Even though it can be called a ‘helicopter’, the appearance is closer to that of mini-drones. NASA said in a statement that when its Perseverance rover lands on Mars on February 18, it will also be carrying a “small but mighty passenger” which is named, “Ingenuity, the Mars Helicopter” that weighs about 1.8 kilograms on Earth and has a fuselage about the size of a tissue box. The United States space agency also elaborated that it started out six years ago as an “ implausible prospect”.
NASA said, “Engineers at NASA’s Jet Propulsion Laboratory in Southern California knew it was theoretically possible to fly in Mars’ thin atmosphere, but no one was sure whether they could build a vehicle powerful enough to fly, communicate, and survive autonomously with the extreme restrictions on its mass.”
Image credits: NASA/JPL-Caltech
Crucial things about the ‘Mars helicopter’

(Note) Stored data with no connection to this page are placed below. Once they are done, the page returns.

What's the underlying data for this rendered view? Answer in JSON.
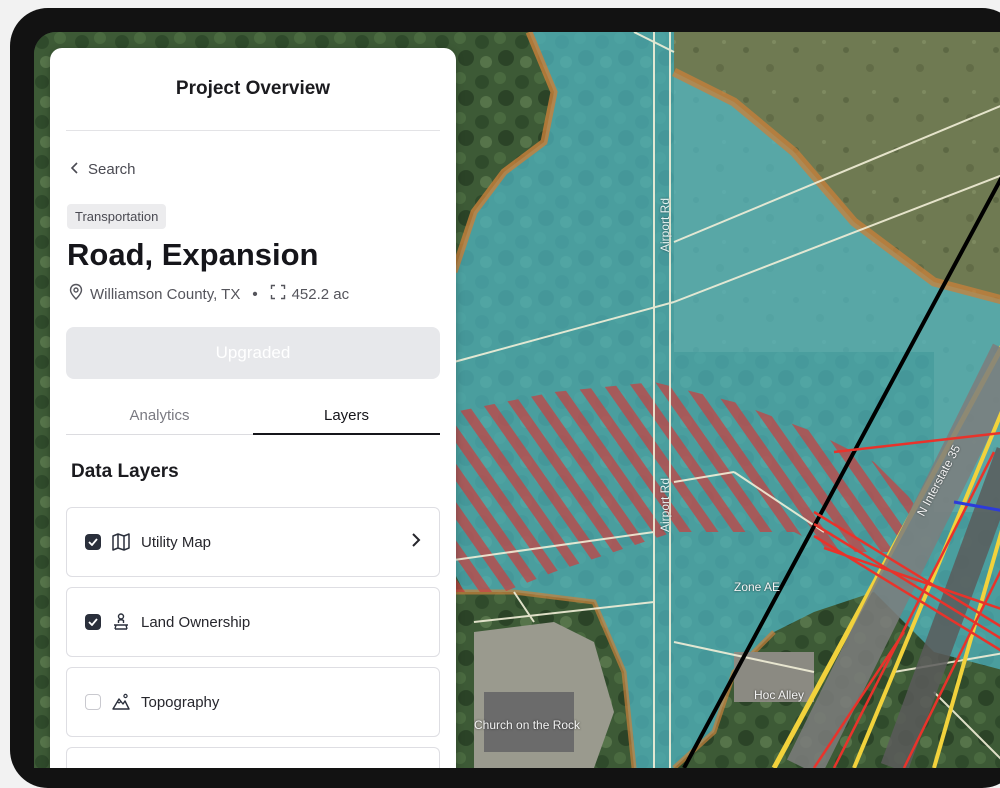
{
  "panel": {
    "title": "Project Overview",
    "back_label": "Search",
    "category": "Transportation",
    "project_name": "Road, Expansion",
    "location": "Williamson County, TX",
    "area": "452.2 ac",
    "upgrade_label": "Upgraded",
    "tabs": [
      {
        "label": "Analytics",
        "active": false
      },
      {
        "label": "Layers",
        "active": true
      }
    ],
    "section_title": "Data Layers",
    "layers": [
      {
        "label": "Utility Map",
        "checked": true,
        "icon": "map-icon",
        "has_chevron": true
      },
      {
        "label": "Land Ownership",
        "checked": true,
        "icon": "person-pin-icon",
        "has_chevron": false
      },
      {
        "label": "Topography",
        "checked": false,
        "icon": "mountain-icon",
        "has_chevron": false
      }
    ]
  },
  "map": {
    "labels": {
      "airport_rd": "Airport Rd",
      "interstate": "N Interstate 35",
      "zone": "Zone AE",
      "church": "Church on the Rock",
      "hoc_alley": "Hoc Alley"
    }
  },
  "colors": {
    "flood_zone": "#4fb8c6",
    "flood_border": "#c9803a",
    "hatch": "#c84040",
    "utility_red": "#e8332b",
    "highway_yellow": "#f2d23c",
    "panel_bg": "#ffffff"
  }
}
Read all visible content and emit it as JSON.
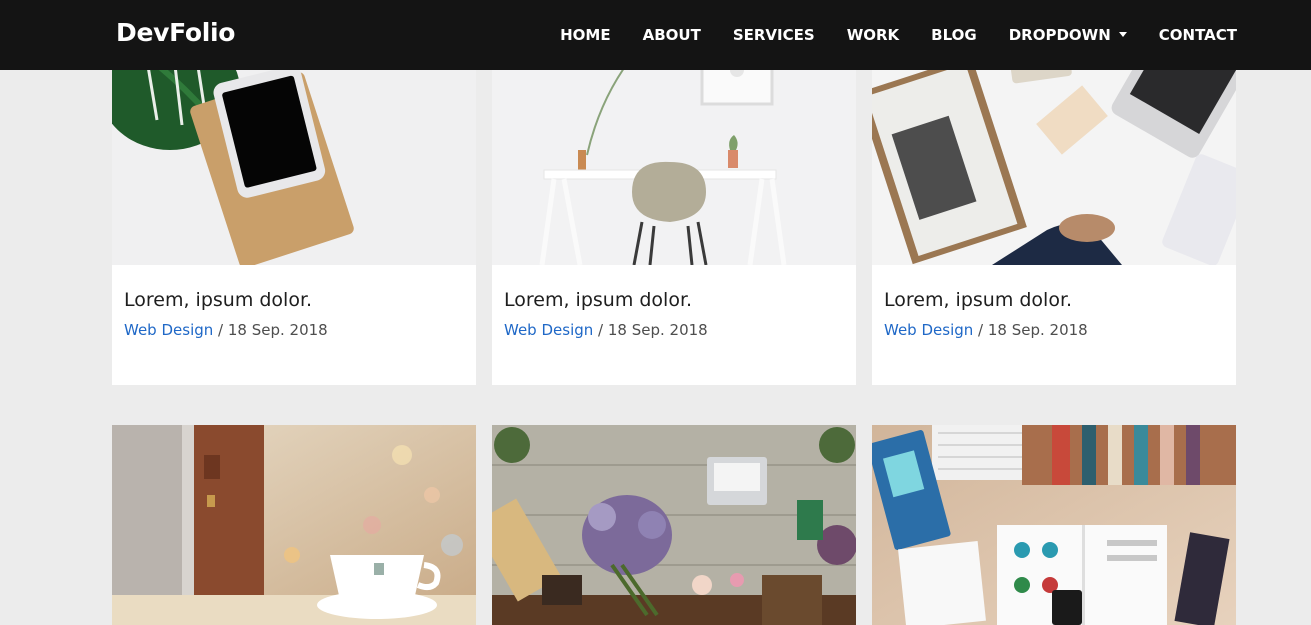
{
  "brand": "DevFolio",
  "nav": {
    "home": "HOME",
    "about": "ABOUT",
    "services": "SERVICES",
    "work": "WORK",
    "blog": "BLOG",
    "dropdown": "DROPDOWN",
    "contact": "CONTACT"
  },
  "portfolio": [
    {
      "title": "Lorem, ipsum dolor.",
      "category": "Web Design",
      "date": "18 Sep. 2018",
      "separator": "/"
    },
    {
      "title": "Lorem, ipsum dolor.",
      "category": "Web Design",
      "date": "18 Sep. 2018",
      "separator": "/"
    },
    {
      "title": "Lorem, ipsum dolor.",
      "category": "Web Design",
      "date": "18 Sep. 2018",
      "separator": "/"
    }
  ],
  "colors": {
    "navbar": "#141414",
    "link": "#1f68c7",
    "background": "#ececec"
  }
}
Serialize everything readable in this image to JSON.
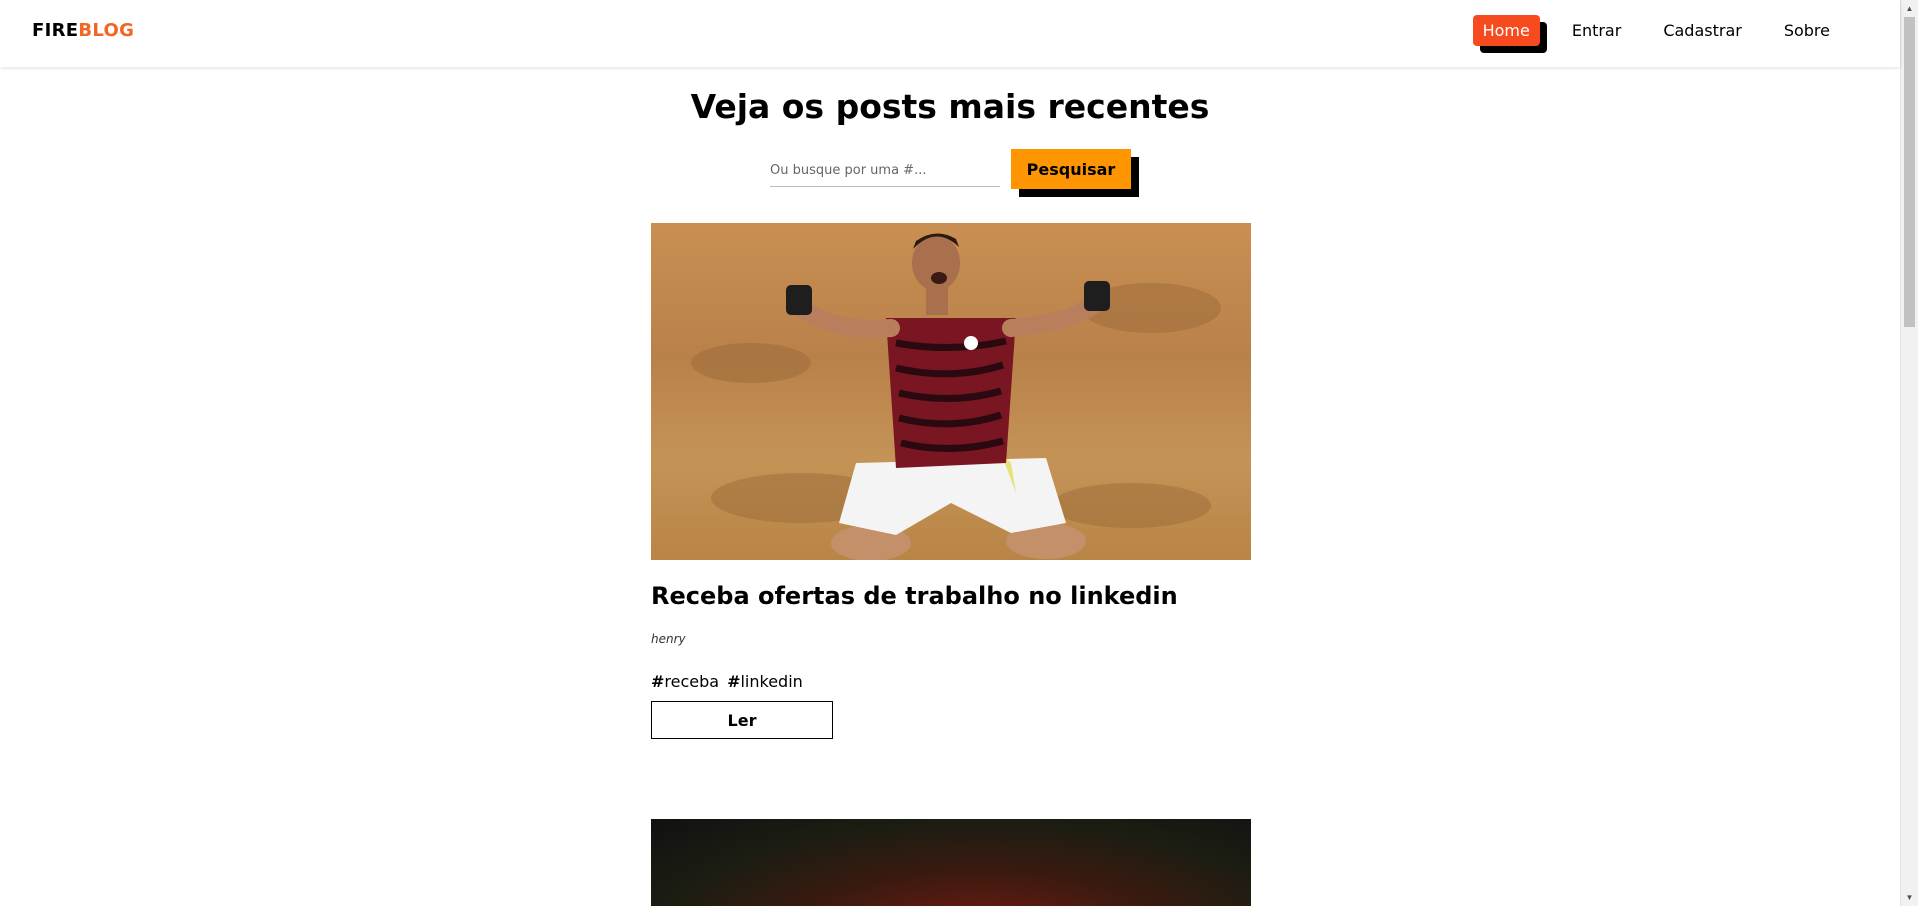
{
  "navbar": {
    "brand_part1": "FIRE",
    "brand_part2": "BLOG",
    "links": [
      {
        "label": "Home",
        "active": true
      },
      {
        "label": "Entrar",
        "active": false
      },
      {
        "label": "Cadastrar",
        "active": false
      },
      {
        "label": "Sobre",
        "active": false
      }
    ]
  },
  "main": {
    "title": "Veja os posts mais recentes",
    "search": {
      "placeholder": "Ou busque por uma #...",
      "value": "",
      "button_label": "Pesquisar"
    },
    "posts": [
      {
        "title": "Receba ofertas de trabalho no linkedin",
        "author": "henry",
        "tags": [
          "receba",
          "linkedin"
        ],
        "read_label": "Ler"
      }
    ]
  },
  "colors": {
    "brand_accent": "#f26522",
    "active_nav": "#f74a1e",
    "search_button": "#ff9500"
  }
}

Ingenuity is an ‘experimental flight test: NASA has stressed that the ‘Mars Helicopter’ or what is known as a technology demonstration is also “a narrowly focused project that seeks to test a new capability for the first time”. It also informed that the helicopter is currently not carrying any science instruments and is not a part of Perseverance’s ‘science mission’.
Ingenuity will attempt to take only five test flights within a 30-Martian-day (31-Earth-day) demonstration window. NASA also said that the Red Planet will pose its own different set of challenges for Ingenuity to attempt its first powered, controlled flight. The US space agency said, “Because the Mars atmosphere is so thin, Ingenuity is designed to be light, with rotor blades that are much larger and spin much faster than what would be required for a helicopter of Ingenuity’s mass on Earth.”